From the commentary on the original article, I know there are others out there who feel it.
I, too, was a victim of feeling shame for the way women smell down there. Growing up, I heard countless jokes about how it can smell like fish and all.
I have a lot of dislike for [oral], too, and I think it comes from a deeply ingrained shame... I am generally pretty liberal and open about this stuff, but the entire time he's down there I cannot FATHOM that he's happy because of how gross I was raised to think that part of my body is.
We're fighting the same fight Jenny and I. The battle to embrace our choices and our sexuality for all that they are and all that they can be. For women to have no shame about their pussies... and bodies. The path to that promised land is not obvious, however. In Jenny's eyes, acknowledging my shame isn't just a dead end. It makes me part of the problem:
These days, if you hate yourself, the world rallies around you. "I'm so fat." "I'm so ugly." "My pussy smells like shame." And the war cries rise, "Me too! Me too! Me too!"
I disagree. There's a difference between stewing in your own self created drama, and exploring the source of your pain. The former contributes to perpetuate sex negativity and the other works to permanently heal it. Suppressing the pain won't work in the long term: it will just explode with greater force. But however these wounds come about, we are all responsible of becoming the person we want to be.
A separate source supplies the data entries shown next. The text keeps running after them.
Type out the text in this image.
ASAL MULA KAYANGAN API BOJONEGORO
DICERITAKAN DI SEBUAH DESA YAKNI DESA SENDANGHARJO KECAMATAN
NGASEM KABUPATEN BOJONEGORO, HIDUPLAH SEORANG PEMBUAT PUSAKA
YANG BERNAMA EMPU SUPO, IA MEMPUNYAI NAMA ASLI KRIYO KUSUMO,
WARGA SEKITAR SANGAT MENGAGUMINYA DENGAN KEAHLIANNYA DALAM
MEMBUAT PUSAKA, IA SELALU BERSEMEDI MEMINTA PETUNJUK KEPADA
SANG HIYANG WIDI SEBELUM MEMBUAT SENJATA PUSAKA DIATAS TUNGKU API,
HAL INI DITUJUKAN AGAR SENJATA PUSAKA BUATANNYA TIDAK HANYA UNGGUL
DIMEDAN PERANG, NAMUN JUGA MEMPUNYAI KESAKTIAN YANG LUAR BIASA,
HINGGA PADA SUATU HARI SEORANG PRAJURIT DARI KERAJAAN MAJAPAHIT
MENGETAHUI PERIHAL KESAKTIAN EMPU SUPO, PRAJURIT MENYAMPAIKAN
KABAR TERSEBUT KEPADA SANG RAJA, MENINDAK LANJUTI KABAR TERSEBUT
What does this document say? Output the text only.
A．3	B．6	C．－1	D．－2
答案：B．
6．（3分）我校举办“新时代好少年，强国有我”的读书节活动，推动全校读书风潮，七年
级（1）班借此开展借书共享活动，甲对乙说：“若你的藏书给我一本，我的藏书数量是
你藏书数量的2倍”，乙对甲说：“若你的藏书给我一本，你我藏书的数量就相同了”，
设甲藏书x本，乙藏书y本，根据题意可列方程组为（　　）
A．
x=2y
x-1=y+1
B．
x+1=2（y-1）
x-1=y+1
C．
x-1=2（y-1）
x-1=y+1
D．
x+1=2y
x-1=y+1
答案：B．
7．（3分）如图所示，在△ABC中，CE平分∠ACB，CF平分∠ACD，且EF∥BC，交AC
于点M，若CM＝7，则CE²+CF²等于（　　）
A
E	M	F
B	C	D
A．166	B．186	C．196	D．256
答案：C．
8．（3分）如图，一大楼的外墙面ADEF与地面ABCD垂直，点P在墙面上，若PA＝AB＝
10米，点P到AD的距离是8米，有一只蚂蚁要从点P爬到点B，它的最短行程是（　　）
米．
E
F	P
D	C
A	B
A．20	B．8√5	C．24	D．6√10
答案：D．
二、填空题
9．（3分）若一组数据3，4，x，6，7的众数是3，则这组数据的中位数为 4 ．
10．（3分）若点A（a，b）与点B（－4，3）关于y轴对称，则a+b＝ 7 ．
So not only do Jenny and I have different opinions, we are making different journeys. It is my journey to learn from and grow past all the sex negative conditioning instilled in me. It's why I work in personal development to help women like me out of their repressed patterning. Hers is lead the way in positive pussy thinking. It's why Jenny is able to lead the way in creating awareness around group masturbation sessions developed to empower women who are confident enough to go there already.
Jenny's sex positivity is a blessing. Something to aspire to. But my sex negativity is also a blessing. It allows me to empathize with those who also have it instead of blaming them for it. Women who have felt degraded and abused, come more readily to my door. They feel understood and comforted in the darkness of their bodily shame. There is an 'insane war on pussies' but I'm not the one armed with a sword. I'm the medic that goes to work on the fallen wounded. So it's great that Jenny's vagina has never smelt of shame. But I'm helping the women whose vaginas, through no fault of their own, still do.